The Pfizer-Biontech vaccine uses brand-new technology: lipid nanoparticles — fat bubbles — that surround a strip of genetic material called messenger RNA. Cells in the human body react to the messenger RNA strands by running a ribosomes over it. Ribosomes are macromolecular machines, found within all living cells, that manufacture proteins. The resulting proteins built from the mRNA strands are now the same as the ‘spike’ proteins that sit on the surface of a real SARS-CoV-2 virus. The human body detects these spike proteins, sees them as invaders and develop antibodies for the spike proteins. If the real SARS-CoV-2 virus now enters the body, the antibodies are at the ready to neutralize them and prevent them from replicating. [Graphic tweeted by Dr. Ali Nouri @AliNouriPhD on Twitter]
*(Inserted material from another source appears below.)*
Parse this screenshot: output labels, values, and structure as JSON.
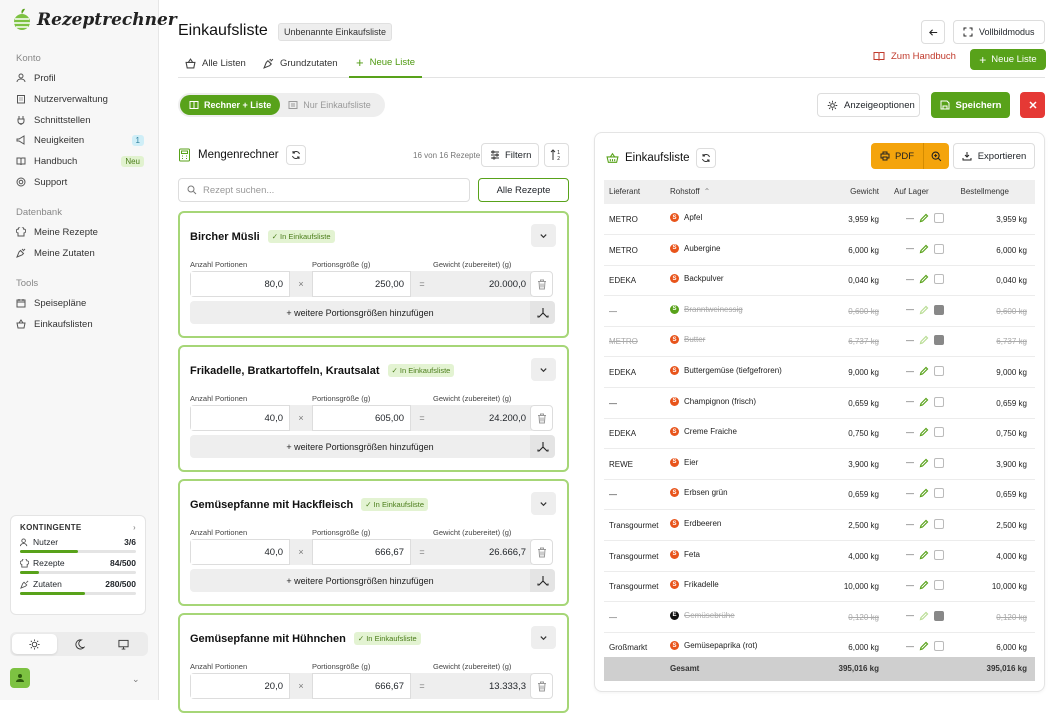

P.S. The leading vaccine candidates are of three kinds: a. killed Sars-CoV-2 virus; b. a hybrid, with spike protein bolted on to a completely different kind of live virus; and c. messenger RNA (such as described above) that carries instructions to human cells to make spike proteins.
I waited a little this year to get my flu shot, but got it today.
I got it too early last year – in August! – and then I learned that the protection from it wanes a little too early as well (when flu is still going around, at the end of the season).
The U.S. Centers for Disease Control and Prevention estimated that in the 2018–2019 season, some 35.5 million Americans came down with the flu and that about 34,000 of them died from it. Flu shots prevented another 4.4 million cases and about 3,500 deaths. [Source: Scientific American].
Trump and at least 34 White House staff members & other contacts have tested positive for the virus. If anything, it’s a surprise that it took so long for this spate of White House infections to happen. All of them from Trump & Pence down, regularly flaunted standard safety measures.
Just recently 200 people were packed into the Rose Garden for the Supreme Court nomination of Amy Coney Barrett. Was it a super spreader event? Yes, it probably was, says Dr. Tony Fauci.
As we enter the fall season here in the United States, the country has now crossed the 200,000 mark for Covid-19 deaths.
Says TIME magazine Editor-in-Chief Edward Felsenthal in his closing remarks, writing about this: ‘There is some good news. The data suggest that we are reducing the death rate in America among people who contract the virus. .. and it’s possible that at least one vaccine may be available by the time 2020 comes to an end, although distribution will create many new questions and challenges. In the meantime, it is not too late to do better’.